Leader: Fees may dry up the postgrad pool

八月 4, 2006

Seen from the perspective of an English university, the all-consuming question about top-up fees is the effect they will have on admissions over the next few weeks. There will be time enough to worry about possible changes in the relationship with students, let alone any moves to lift the cap on fee levels at the end of the decade. But the consequences of the change are still becoming apparent in a variety of areas. The sharp rise in inquiries from British students about places at American universities (page 3) is one immediate example. Relatively small numbers may cross the Atlantic for an undergraduate course in the end, but higher fees in England are making the US experience seem more affordable. The Ivy League will still be out of reach for all but the wealthy few, unless some form of financial support is on offer, but other universities will represent an attractive alternative to a UK degree for those who are willing and able to pay a little more.
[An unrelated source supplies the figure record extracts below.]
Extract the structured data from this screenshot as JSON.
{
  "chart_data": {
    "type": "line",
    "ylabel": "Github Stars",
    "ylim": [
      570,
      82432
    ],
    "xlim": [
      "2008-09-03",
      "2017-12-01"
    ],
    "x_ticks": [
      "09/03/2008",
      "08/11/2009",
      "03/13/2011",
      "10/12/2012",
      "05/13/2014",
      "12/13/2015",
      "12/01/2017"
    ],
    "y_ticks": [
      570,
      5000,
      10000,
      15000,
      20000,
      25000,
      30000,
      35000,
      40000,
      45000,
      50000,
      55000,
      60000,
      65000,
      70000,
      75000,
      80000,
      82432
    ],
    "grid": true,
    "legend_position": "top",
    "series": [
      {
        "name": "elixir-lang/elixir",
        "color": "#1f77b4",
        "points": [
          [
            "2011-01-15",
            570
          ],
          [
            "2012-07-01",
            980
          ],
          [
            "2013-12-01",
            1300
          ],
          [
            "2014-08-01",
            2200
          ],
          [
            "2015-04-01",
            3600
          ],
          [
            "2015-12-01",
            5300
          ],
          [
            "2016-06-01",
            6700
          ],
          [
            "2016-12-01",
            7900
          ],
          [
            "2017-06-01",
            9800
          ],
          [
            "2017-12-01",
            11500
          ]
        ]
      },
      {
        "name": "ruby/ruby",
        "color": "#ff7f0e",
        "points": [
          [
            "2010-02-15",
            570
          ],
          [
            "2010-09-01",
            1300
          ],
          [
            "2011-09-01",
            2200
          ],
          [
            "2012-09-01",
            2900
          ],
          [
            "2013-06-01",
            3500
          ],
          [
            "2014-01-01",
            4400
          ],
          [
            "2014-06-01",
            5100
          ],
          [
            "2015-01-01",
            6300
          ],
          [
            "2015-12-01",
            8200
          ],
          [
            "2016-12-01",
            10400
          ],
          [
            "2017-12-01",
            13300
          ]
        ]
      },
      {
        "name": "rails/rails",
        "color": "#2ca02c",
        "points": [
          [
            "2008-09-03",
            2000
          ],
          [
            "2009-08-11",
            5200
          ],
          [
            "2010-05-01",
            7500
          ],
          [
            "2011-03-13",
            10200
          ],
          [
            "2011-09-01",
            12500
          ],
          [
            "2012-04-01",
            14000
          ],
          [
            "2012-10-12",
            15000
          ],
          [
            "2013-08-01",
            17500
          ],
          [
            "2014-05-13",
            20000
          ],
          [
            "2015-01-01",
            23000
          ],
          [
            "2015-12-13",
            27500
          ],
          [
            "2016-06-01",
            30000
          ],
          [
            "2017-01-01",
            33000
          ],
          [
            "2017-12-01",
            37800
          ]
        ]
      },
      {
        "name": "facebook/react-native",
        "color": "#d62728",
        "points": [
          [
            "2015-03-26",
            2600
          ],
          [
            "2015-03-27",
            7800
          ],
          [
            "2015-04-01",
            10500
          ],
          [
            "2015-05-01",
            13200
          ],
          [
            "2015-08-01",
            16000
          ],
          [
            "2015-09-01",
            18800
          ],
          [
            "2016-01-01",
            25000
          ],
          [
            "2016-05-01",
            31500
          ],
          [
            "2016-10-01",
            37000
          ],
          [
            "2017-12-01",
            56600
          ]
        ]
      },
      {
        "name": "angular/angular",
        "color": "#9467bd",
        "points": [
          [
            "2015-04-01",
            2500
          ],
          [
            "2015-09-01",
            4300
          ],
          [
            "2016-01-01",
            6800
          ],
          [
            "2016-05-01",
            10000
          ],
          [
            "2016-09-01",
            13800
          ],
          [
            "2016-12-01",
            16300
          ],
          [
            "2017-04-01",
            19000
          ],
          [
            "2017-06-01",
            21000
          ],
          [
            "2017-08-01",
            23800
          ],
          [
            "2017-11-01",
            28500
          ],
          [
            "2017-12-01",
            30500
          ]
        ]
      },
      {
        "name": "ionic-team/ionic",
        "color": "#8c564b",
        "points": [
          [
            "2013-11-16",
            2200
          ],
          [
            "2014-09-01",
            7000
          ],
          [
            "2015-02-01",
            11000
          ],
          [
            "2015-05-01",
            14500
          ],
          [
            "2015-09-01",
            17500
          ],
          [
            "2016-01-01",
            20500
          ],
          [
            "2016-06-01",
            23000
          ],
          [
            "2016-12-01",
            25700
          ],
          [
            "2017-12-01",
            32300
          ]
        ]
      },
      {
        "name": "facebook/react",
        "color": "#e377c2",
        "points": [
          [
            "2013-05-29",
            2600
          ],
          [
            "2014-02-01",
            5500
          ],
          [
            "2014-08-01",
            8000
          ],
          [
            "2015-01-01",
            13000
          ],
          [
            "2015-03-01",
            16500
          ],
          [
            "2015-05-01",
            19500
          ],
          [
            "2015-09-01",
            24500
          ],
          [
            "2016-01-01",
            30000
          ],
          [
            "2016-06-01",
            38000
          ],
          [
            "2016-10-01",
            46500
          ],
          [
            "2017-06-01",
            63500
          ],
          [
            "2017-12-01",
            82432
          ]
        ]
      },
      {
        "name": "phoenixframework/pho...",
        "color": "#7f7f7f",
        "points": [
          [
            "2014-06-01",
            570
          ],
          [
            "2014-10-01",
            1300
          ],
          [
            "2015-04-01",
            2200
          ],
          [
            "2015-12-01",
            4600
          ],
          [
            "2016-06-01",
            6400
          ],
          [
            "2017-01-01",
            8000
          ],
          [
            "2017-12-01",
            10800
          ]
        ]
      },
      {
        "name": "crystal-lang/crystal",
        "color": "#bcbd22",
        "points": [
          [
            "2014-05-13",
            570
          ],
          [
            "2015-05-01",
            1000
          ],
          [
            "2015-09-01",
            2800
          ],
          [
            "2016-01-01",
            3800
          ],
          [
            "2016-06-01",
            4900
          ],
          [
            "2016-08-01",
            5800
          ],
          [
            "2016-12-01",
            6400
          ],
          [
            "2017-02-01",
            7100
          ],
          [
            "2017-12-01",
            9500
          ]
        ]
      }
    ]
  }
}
On this side of the Atlantic, the debate is political as much as academic. The Tories have already bitten the bullet and abandoned their opposition to top-up fees, and now it is the Liberal Democrats' turn to agonise about their policy. Dropping the party's plans for a 50p top rate of tax would make the promise of free tuition hard to sustain (in England at least) but the fees pledge was such a central element of the Lib Dem programme that activists will be loath to change tack. In Scotland, it is out of the question for the party, just as it is for Labour. Indeed, the Scottish National Party is raising the stakes by proposing to scrap the graduate contributions scheme, reintroduce student grants and even cancel the existing debt from student loans. It is talking of a £100 million package to supplement the already considerable cost of keeping Scotland fee-free.

The parties will find their own way out of the inconsistencies that devolution is throwing up. But the longer-term problems raised by the National Postgraduate Committee this week will be more difficult to solve. Undergraduate recruitment looks like surviving the top-up revolution, but it would not be surprising if greater damage was done to postgraduate courses. Polls tend to exaggerate the impact of higher fees on student behaviour, but there is no doubt that taking on extra debt after an undergraduate education will require even greater commitment in future. The likely effect on the pool of talent available for academic jobs is obvious. Until now, widening participation has been almost exclusively about undergraduate courses. But a more socially elitist academic community might have consequences for recruitment at all levels. The value of role models for underrepresented groups is well documented, and the matter will have to be addressed before the NPC's concerns become reality.